現在、就職活動にはさまざまな批判が寄せられています。その中で目立つのが、日本の就職活動が「リクナビ」のせいで悪くなったという論調です。

たとえばドワンゴの川上量生会長は、WEDGEのインタビューで「『リクナビ』はひどいと思います。学生をたくさんの会社にエントリーさせようと煽っている。会員登録すると人気ランキング上位の会社に全部エントリーしてみましょう、と勧められる。『まとめてエントリー』ボタンを押すと上位50社とかにいきなりエントリーされる」と語っています。

川上会長が語るように、確かに就職支援サイトは、多数の学生がいろいろな企業にたくさんエントリーすることで、一種の非効率を生み出しています。多くの人気企業の合格率は1%を切ります。裏を返せば、世に言われているように「100社受けて1社受かるかどうか」という状況になってしまっているのです。この状況が学生を精神的に追い詰めていることは、否定のしようがありません。

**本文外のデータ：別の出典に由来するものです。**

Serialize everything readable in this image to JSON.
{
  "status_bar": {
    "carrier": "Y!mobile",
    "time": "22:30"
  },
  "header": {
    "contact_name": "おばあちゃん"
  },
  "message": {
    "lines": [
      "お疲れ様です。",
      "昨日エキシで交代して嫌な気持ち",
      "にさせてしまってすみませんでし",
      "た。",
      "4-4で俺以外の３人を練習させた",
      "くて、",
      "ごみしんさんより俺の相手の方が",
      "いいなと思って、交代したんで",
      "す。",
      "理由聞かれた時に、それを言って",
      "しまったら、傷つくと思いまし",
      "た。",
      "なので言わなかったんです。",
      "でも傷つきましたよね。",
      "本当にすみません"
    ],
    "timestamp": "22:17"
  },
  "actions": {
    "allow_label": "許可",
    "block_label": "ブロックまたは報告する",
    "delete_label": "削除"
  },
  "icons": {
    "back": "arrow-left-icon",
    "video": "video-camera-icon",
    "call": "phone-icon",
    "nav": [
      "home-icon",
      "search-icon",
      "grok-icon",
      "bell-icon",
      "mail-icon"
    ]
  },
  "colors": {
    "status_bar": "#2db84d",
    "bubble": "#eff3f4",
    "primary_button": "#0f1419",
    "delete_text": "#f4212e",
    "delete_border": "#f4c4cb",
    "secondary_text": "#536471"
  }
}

しかし、では就職支援サイトには悪い面しかないのかというと、そんなことはありません。就職支援サイトができる以前、就活はどのように行われていたかを考えれば、リクナビの功績は計り知れません。

その昔、日本がバブルに踊っていた1980年代後半から1990年代前半には、大きな声では誰も言いませんでしたが、特に大手企業では、ほぼすべての採用が水面下で決定されていました。

当時は、大学4年生の10月1日が採用選考の解禁日でした。テレビのニュースで、どこかの人気企業の説明会に大勢の学生が列をなしている光景が流れるのが解禁日のお約束だったのですが、実はあれはまったくの茶番劇。実際には、解禁日までにはすでに90%以上(会社によっては99%のところもありました)の内定が水面下で決まっていて、残りの枠はほんの数人にすぎませんでした。一応、形どおりの説明会をやって、たまたまいい候補者が見つかればその枠を埋めるという、「本音と建前の使い分け」が横行していたのです。

水面下の採用活動を担ったリクルーター

こういった水面下の採用活動を進めた原動力が、「リクルーター」でした。当時の採用活動は、事実上、リクルーターが集めてきた採用候補者の中からのみ選考するという、きわめてクローズドな方法がとられていたのです。

そのため、リクルーターから声をかけてもらえない学生は、意中の会社に資料請求のハガキを送ることしかできず、あとは各社のおメガネにかなって連絡が来るのをひたすら待つしかありませんでした。